More often than not, a police’s power is used on the grounds of probable cause or with the “In plain view” doctrine. Probable cause is defined, as the belief that a crime has been, or is about to be committed. In plain view, simply means, if something unlawful is in plain sight or view in an area where a person has a reasonable expectation of privacy, the police officer is able to intervene and handle the situation appropriately, which can result in an arrest (“Search and Seizure” and the Fourth Amendment).

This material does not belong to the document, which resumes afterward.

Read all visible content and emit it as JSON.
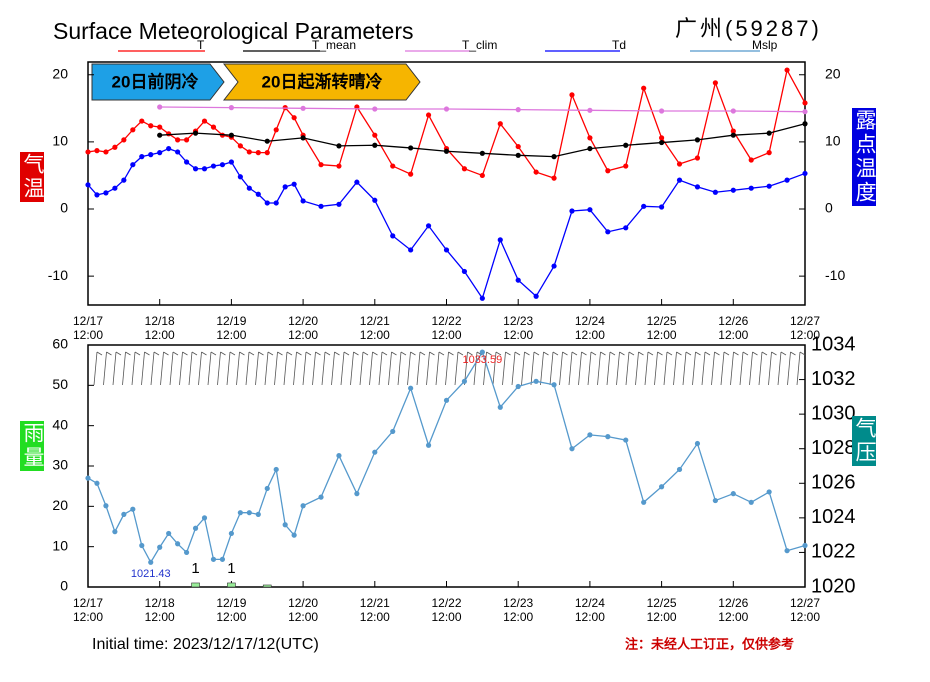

In case an individual’s Fourth Amendment rights are violated, there are legal processes that can be performed in order to rectify the situation. In order for a person’s Fourth Amendment rights to be considered “violated” an arrest would have to be made against the citizen in question. Then, the arrest would have to be unsupported by the idea of probable cause or unsupported by a valid search warrant specifically targeting the offender and certain items the offender may possess. Also, a search conducted by a law enforcement official upon a homeowner’s property without a search warrant or special circumstance would be considered invalid. Evidence used in a case against the homeowner, relating to the evidence seized would, in fact, be invalid and thus, useless in a criminal case against the homeowner.
Being unable to use evidence in a criminal proceeding due to an unlawful search is referred to as The Fruit of the Poisonous Tree. The Fruit of the Poisonous Tree doctrine is a very cut and dry piece of legislature. The doctrine basically says that any evidence discovered be means deemed unconstitutional, be it a forced confession or illegal search and seizure, will not be used as evidence against a criminal defendant being charged for a crime relative to the evidence.

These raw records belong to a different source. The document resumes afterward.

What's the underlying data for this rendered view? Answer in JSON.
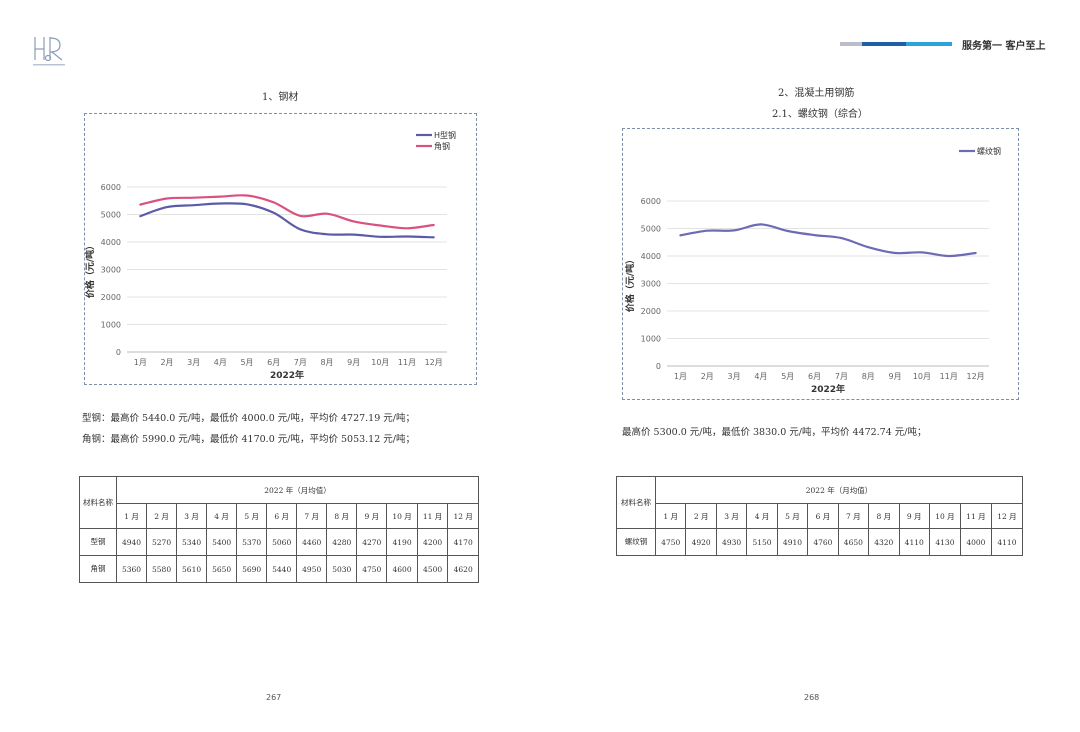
{
  "header": {
    "slogan": "服务第一 客户至上",
    "bar_colors": [
      "#b9bec8",
      "#1f5fa8",
      "#2aa3df"
    ]
  },
  "left": {
    "section_title": "1、钢材",
    "chart_data": {
      "type": "line",
      "categories": [
        "1月",
        "2月",
        "3月",
        "4月",
        "5月",
        "6月",
        "7月",
        "8月",
        "9月",
        "10月",
        "11月",
        "12月"
      ],
      "series": [
        {
          "name": "H型钢",
          "color": "#5b5ba8",
          "values": [
            4940,
            5270,
            5340,
            5400,
            5370,
            5060,
            4460,
            4280,
            4270,
            4190,
            4200,
            4170
          ]
        },
        {
          "name": "角钢",
          "color": "#d9527f",
          "values": [
            5360,
            5580,
            5610,
            5650,
            5690,
            5440,
            4950,
            5030,
            4750,
            4600,
            4500,
            4620
          ]
        }
      ],
      "xlabel": "2022年",
      "ylabel": "价格（元/吨）",
      "ylim": [
        0,
        6000
      ],
      "yticks": [
        "0",
        "1000",
        "2000",
        "3000",
        "4000",
        "5000",
        "6000"
      ],
      "grid": true,
      "legend": "top-right"
    },
    "stats": [
      "型钢：最高价 5440.0 元/吨，最低价 4000.0 元/吨，平均价 4727.19 元/吨；",
      "角钢：最高价 5990.0 元/吨，最低价 4170.0 元/吨，平均价 5053.12 元/吨；"
    ],
    "table": {
      "material_header": "材料名称",
      "period_header": "2022 年（月均值）",
      "months": [
        "1 月",
        "2 月",
        "3 月",
        "4 月",
        "5 月",
        "6 月",
        "7 月",
        "8 月",
        "9 月",
        "10 月",
        "11 月",
        "12 月"
      ],
      "rows": [
        {
          "name": "型钢",
          "values": [
            "4940",
            "5270",
            "5340",
            "5400",
            "5370",
            "5060",
            "4460",
            "4280",
            "4270",
            "4190",
            "4200",
            "4170"
          ]
        },
        {
          "name": "角钢",
          "values": [
            "5360",
            "5580",
            "5610",
            "5650",
            "5690",
            "5440",
            "4950",
            "5030",
            "4750",
            "4600",
            "4500",
            "4620"
          ]
        }
      ]
    },
    "page_number": "267"
  },
  "right": {
    "section_title": "2、混凝土用钢筋",
    "subsection_title": "2.1、螺纹钢（综合）",
    "chart_data": {
      "type": "line",
      "categories": [
        "1月",
        "2月",
        "3月",
        "4月",
        "5月",
        "6月",
        "7月",
        "8月",
        "9月",
        "10月",
        "11月",
        "12月"
      ],
      "series": [
        {
          "name": "螺纹钢",
          "color": "#6e6ab3",
          "values": [
            4750,
            4920,
            4930,
            5150,
            4910,
            4760,
            4650,
            4320,
            4110,
            4130,
            4000,
            4110
          ]
        }
      ],
      "xlabel": "2022年",
      "ylabel": "价格（元/吨）",
      "ylim": [
        0,
        6000
      ],
      "yticks": [
        "0",
        "1000",
        "2000",
        "3000",
        "4000",
        "5000",
        "6000"
      ],
      "grid": true,
      "legend": "top-right"
    },
    "stats": [
      "最高价 5300.0 元/吨，最低价 3830.0 元/吨，平均价 4472.74 元/吨；"
    ],
    "table": {
      "material_header": "材料名称",
      "period_header": "2022 年（月均值）",
      "months": [
        "1 月",
        "2 月",
        "3 月",
        "4 月",
        "5 月",
        "6 月",
        "7 月",
        "8 月",
        "9 月",
        "10 月",
        "11 月",
        "12 月"
      ],
      "rows": [
        {
          "name": "螺纹钢",
          "values": [
            "4750",
            "4920",
            "4930",
            "5150",
            "4910",
            "4760",
            "4650",
            "4320",
            "4110",
            "4130",
            "4000",
            "4110"
          ]
        }
      ]
    },
    "page_number": "268"
  }
}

Search and seizure law can seem tricky, outdated, or even hard to understand and in many cases it is out of date. Laws concerning search and seizure have been mastered by those in law enforcement and can easily be used to trap a person. The law enforcement official may have the evidence thrown out on one crime but the evidence can still be used in a similar crime committed. Search and seizure laws do not protect the public as well as the laws should. Updates need to be made to laws and the time for updates is way overdue.